Little Things: Part One

I thought I would spend some time describing some of the little German/European nuances that I’ve come across that I both love… or not. This will likely be a multi-part post as we continue to settle into our lives here and begin to travel around more. For now, read on!

Heated Floors
When we visited last year, we’d heard about the heated floors in many of the German homes. However, experiencing it is amazing! It appears that most of the flooring throughout the homes are either tile or wood. I totally love this because I hate carpet! When I mention this, people always say, “but wood/tile is so cold!”

But in Germany? Nah, your toes are still warm when your feet hit the floor in the morning, or stepping out of the shower… or rolling around on the floor with your kid/doggo. Can this become a thing in the States, please and thank you?!

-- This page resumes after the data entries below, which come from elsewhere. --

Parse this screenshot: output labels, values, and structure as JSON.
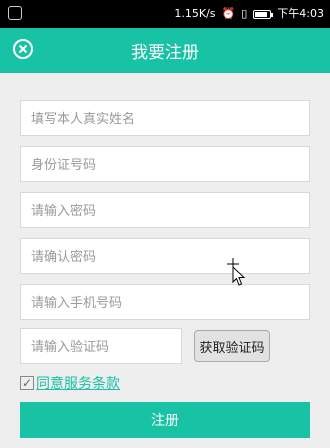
{
  "status_bar": {
    "speed": "1.15K/s",
    "time": "下午4:03"
  },
  "header": {
    "title": "我要注册"
  },
  "form": {
    "name_placeholder": "填写本人真实姓名",
    "id_placeholder": "身份证号码",
    "password_placeholder": "请输入密码",
    "confirm_placeholder": "请确认密码",
    "phone_placeholder": "请输入手机号码",
    "code_placeholder": "请输入验证码",
    "get_code_label": "获取验证码",
    "agree_checked": true,
    "agree_label": "同意服务条款",
    "submit_label": "注册"
  },
  "colors": {
    "accent": "#18c2a5"
  }
}
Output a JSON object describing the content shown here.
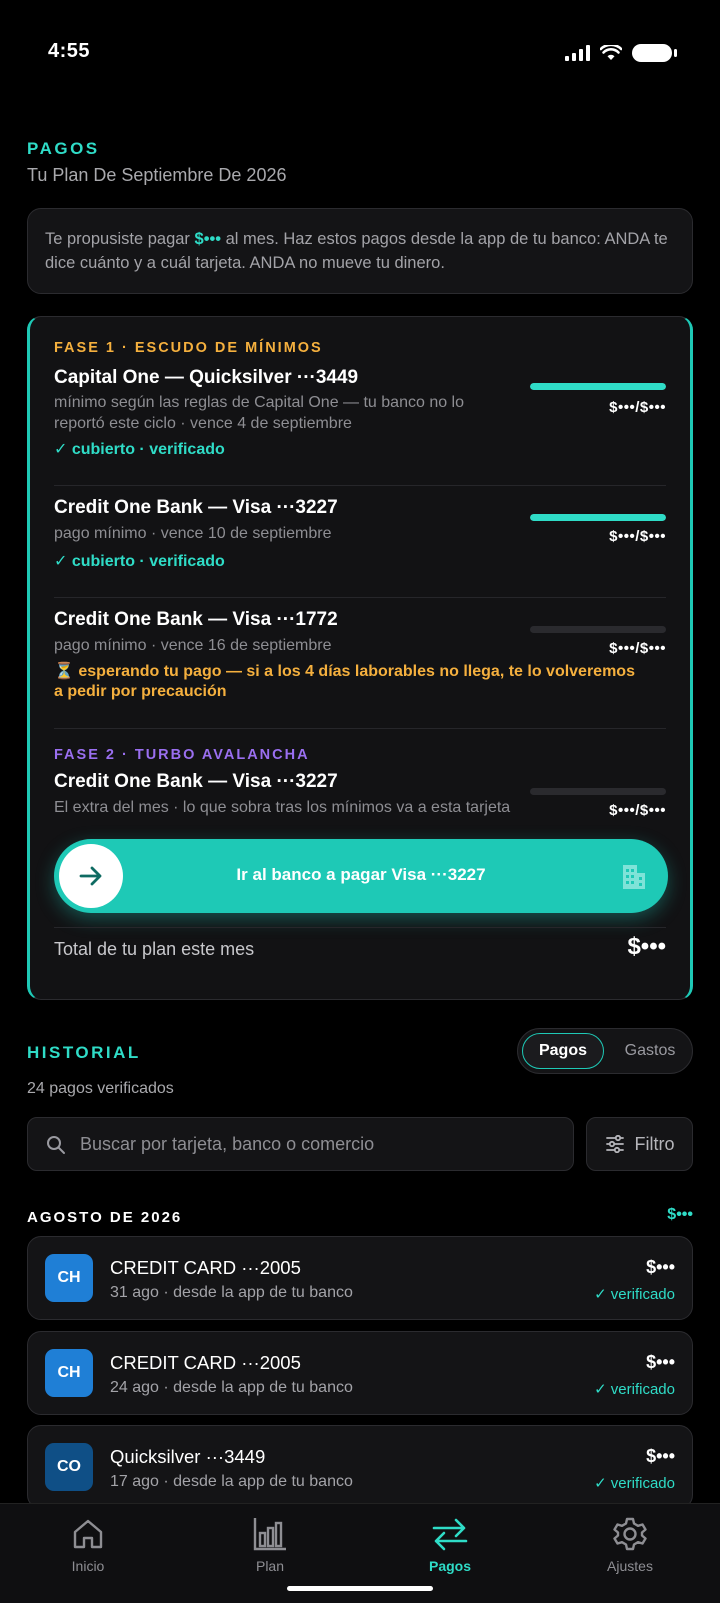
{
  "status": {
    "time": "4:55"
  },
  "header": {
    "section": "PAGOS",
    "subtitle": "Tu Plan De Septiembre De 2026"
  },
  "note": {
    "before": "Te propusiste pagar ",
    "amount": "$•••",
    "after": " al mes. Haz estos pagos desde la app de tu banco: ANDA te dice cuánto y a cuál tarjeta. ANDA no mueve tu dinero."
  },
  "plan": {
    "phase1_label": "FASE 1 · ESCUDO DE MÍNIMOS",
    "cards": [
      {
        "title": "Capital One — Quicksilver ···3449",
        "desc": "mínimo según las reglas de Capital One — tu banco no lo reportó este ciclo · vence 4 de septiembre",
        "status": "✓ cubierto · verificado",
        "amount": "$•••/$•••",
        "progress": 1.0
      },
      {
        "title": "Credit One Bank — Visa ···3227",
        "desc": "pago mínimo · vence 10 de septiembre",
        "status": "✓ cubierto · verificado",
        "amount": "$•••/$•••",
        "progress": 1.0
      },
      {
        "title": "Credit One Bank — Visa ···1772",
        "desc": "pago mínimo · vence 16 de septiembre",
        "status": "⏳ esperando tu pago — si a los 4 días laborables no llega, te lo volveremos a pedir por precaución",
        "amount": "$•••/$•••",
        "progress": 0.0
      }
    ],
    "phase2_label": "FASE 2 · TURBO AVALANCHA",
    "turbo": {
      "title": "Credit One Bank — Visa ···3227",
      "desc": "El extra del mes · lo que sobra tras los mínimos va a esta tarjeta",
      "amount": "$•••/$•••",
      "progress": 0.0
    },
    "cta_label": "Ir al banco a pagar Visa ···3227",
    "total_label": "Total de tu plan este mes",
    "total_value": "$•••"
  },
  "history": {
    "section": "HISTORIAL",
    "count": "24 pagos verificados",
    "toggle": {
      "active": "Pagos",
      "inactive": "Gastos"
    },
    "search_placeholder": "Buscar por tarjeta, banco o comercio",
    "filter_label": "Filtro",
    "month": "AGOSTO DE 2026",
    "month_total": "$•••",
    "items": [
      {
        "badge": "CH",
        "badge_color": "#1f7fd6",
        "title": "CREDIT CARD ···2005",
        "sub": "31 ago · desde la app de tu banco",
        "amount": "$•••",
        "status": "✓ verificado"
      },
      {
        "badge": "CH",
        "badge_color": "#1f7fd6",
        "title": "CREDIT CARD ···2005",
        "sub": "24 ago · desde la app de tu banco",
        "amount": "$•••",
        "status": "✓ verificado"
      },
      {
        "badge": "CO",
        "badge_color": "#0f4f86",
        "title": "Quicksilver ···3449",
        "sub": "17 ago · desde la app de tu banco",
        "amount": "$•••",
        "status": "✓ verificado"
      }
    ]
  },
  "tabs": [
    {
      "label": "Inicio",
      "icon": "home-icon"
    },
    {
      "label": "Plan",
      "icon": "bar-chart-icon"
    },
    {
      "label": "Pagos",
      "icon": "transfer-icon",
      "active": true
    },
    {
      "label": "Ajustes",
      "icon": "gear-icon"
    }
  ],
  "colors": {
    "accent": "#1ec9b6",
    "phase1": "#f5b03e",
    "phase2": "#9a6ff0",
    "background": "#000000"
  }
}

The Three-Way Window/Door and Rolladens
Now this is something that Tristan loves. Windows, and many doors, have three ways in which they can be: closed, open, tilted. It’s marvelous! I’ve been told that in the morning, the windows are tilted to “air the house.”

Air conditioning is also hard to find in Germany. It has been explained to me that until recently it was unnecessary because it simply did not get hot enough. One would simply tilt, or open their windows, and the home would remain cool. Since arriving, I have left many of the windows tilted during the day to keep the apartment at the perfect temperature.

One of the things I love the most about German windows: rolladens. Seriously, the US needs to get on board. They’re rolling shutters that when rolled down, make the room as dark as night. They’re a nightshifter’s dream (or a hangovers dream)!

It’s hard to call this a “little thing” as recycling in Germany is pretty impressive. I’ll be blunt: it puts to shame what we do in the states. There are multiple different bins for the different recyclables, and pretty much everything gets recycled.

I first experienced this on our visit to Germany last year. My friend’s infamous words were, “that can be recycled!” I’ll do my best to explain.

There is non-recyclable waste, organic waste, waste paper, yellow bag, and recyclable glass. Non-recyclable waste includes items like street waste, animal waste, hygiene products, and diapers. Organic waste includes items like leftover food (including bones), coffee grounds, small amounts of newspaper, etc. Waste paper is pretty self explanatory. It also includes cartons, pizza boxes, and books. Yellow bag is where all of your plastic recyclables go. What I find cool, is that it also includes styrofoam, bottle caps, and plastic bags, which the US recycling does not permit. Then there is recyclable glass, and is just that: glass items. Here’s a handy chart I reference multiple times a day:

Bottles of water, beer, and other beverages also come in crates. After finishing the bottle, you return it to the crate, which is then returned to the store for your deposit. You can also return individual bottles. This is known as the Pfand system. I found a really cute video to demonstrate the machines in the grocery stores:

Pretty impressive, huh? I’ve been having fun trying to figure out what item goes into what container. Many times I’ve swapped containers realizing I’d tossed something into the wrong one. I haven’t yet taken out the “regular trash” in the time we’ve been here. I rarely put anything in there.

Eggs… and other food
I know what you’re thinking; what could possibly be different about an egg? Well, let me tell you. The eggs are not generally stored cold; they’re out on the supermarket shelves. The quality I’ve encountered thus far is comparable to the eggs I get from friends that have chickens in the States. The yokes are so large and rich in color. And the taste is superb.

I have found that much of the fresh vegetables, fruits, eggs, and other things are of the highest standard and quality. Even the meats, milk, and juices. It makes me feel better about what I’m putting into my body.

From what I understand, Germany follows the laws and regulations of the EU (European Union), which tend to be stricter than the States. However, in my research, I also discovered that fruits and vegetables, while more expensive than packaged goods in the US, are cheaper in Germany (Insider). And, as my Grandma Siegel happily reminisced to me, Germans tend to go to the market multiple times a week. The refrigerators/freezers tend to be smaller allowing for less frozen items. It’s been fascinating learning the food culture of this country and how it differs to that of the States.

This concludes Part One of many of the little differences and nuances of Germany! What do you find most intriguing? Have you visited and noticed other things that you either enjoyed, or didn’t? Let me know in the comments!

3 responses to “Little Things: Part One”

  1. I love living country life.. however it would be amazing to go to a market and get fresh food for cheaper 💜 .. and those shades 👌 I need.. I mean it all sounds dreamily really!!